I TORMENTI DI MARIA ELENA – Una rappresentazione che ormai sembra fissata nella pietra che affonda il consenso elettorale del Pd, accreditato al 20% secondo sondaggi ben poco graditi al I Nazareno. Che minoranze e non renziani dem imputano proprio all’affaire banche e alla figura della Boschi. Non a caso anche la sua candidatura in questi giorni è oggetto di una sorta di giro d’Italia. E’ stata difesa a spada tratta da Renzi ma secondo i retroscena di diversi quotidiani ormai si fa ineludibile la richiesta di non farla correre in un collegio chiave, come la Toscana, dove Renzi per altro punta ancora a un risultato pieno. Potrebbe essere allora il Trentino, secondo il Corriere, dove fa le vacanze e avrebbe stretto ottime relazioni col parito locale. Niente affatto, è l’altra voce della partita: bisogna candidarla ad Arezzo proprio per dimostrare che non ha nulla da nascondere.

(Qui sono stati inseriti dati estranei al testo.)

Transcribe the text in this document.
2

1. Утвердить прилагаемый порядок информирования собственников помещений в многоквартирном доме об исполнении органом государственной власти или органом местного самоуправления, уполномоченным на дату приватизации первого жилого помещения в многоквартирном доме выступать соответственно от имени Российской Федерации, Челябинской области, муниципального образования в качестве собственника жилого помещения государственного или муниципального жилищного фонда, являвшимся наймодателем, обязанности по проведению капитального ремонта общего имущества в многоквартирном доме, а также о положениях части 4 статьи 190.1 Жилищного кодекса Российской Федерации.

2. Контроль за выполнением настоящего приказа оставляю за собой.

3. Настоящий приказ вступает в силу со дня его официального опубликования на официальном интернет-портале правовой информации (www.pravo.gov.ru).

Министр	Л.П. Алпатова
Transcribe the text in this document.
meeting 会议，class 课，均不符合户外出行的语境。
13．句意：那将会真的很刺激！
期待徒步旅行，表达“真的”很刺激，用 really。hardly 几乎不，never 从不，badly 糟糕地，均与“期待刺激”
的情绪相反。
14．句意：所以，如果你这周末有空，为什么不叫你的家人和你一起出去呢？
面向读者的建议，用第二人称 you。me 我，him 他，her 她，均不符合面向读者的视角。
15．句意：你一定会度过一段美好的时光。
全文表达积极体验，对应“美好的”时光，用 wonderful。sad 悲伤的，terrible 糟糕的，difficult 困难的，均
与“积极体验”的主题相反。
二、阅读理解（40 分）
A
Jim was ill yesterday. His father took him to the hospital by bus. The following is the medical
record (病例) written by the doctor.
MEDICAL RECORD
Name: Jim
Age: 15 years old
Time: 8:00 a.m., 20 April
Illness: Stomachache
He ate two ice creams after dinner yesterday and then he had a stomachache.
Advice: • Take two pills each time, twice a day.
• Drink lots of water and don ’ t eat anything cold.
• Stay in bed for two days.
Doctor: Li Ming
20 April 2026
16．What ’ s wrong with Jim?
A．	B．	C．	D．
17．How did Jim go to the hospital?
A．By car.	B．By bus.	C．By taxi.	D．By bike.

CASINI MONITA – Ha molto da ripetere, nel frattempo, Pier Ferdinando Casini che fin dalla prima seduta ripete che la Commissione che presiede ricorre al mantra per cui “la commissione non si deve trasformare in una piazza elettorale”. Ancora oggi Casini ha difeso la Boschi parlando di “veleno elettorale” e definendo “del tutto marginale” la vicenda se non fossimo in campagna elettorale.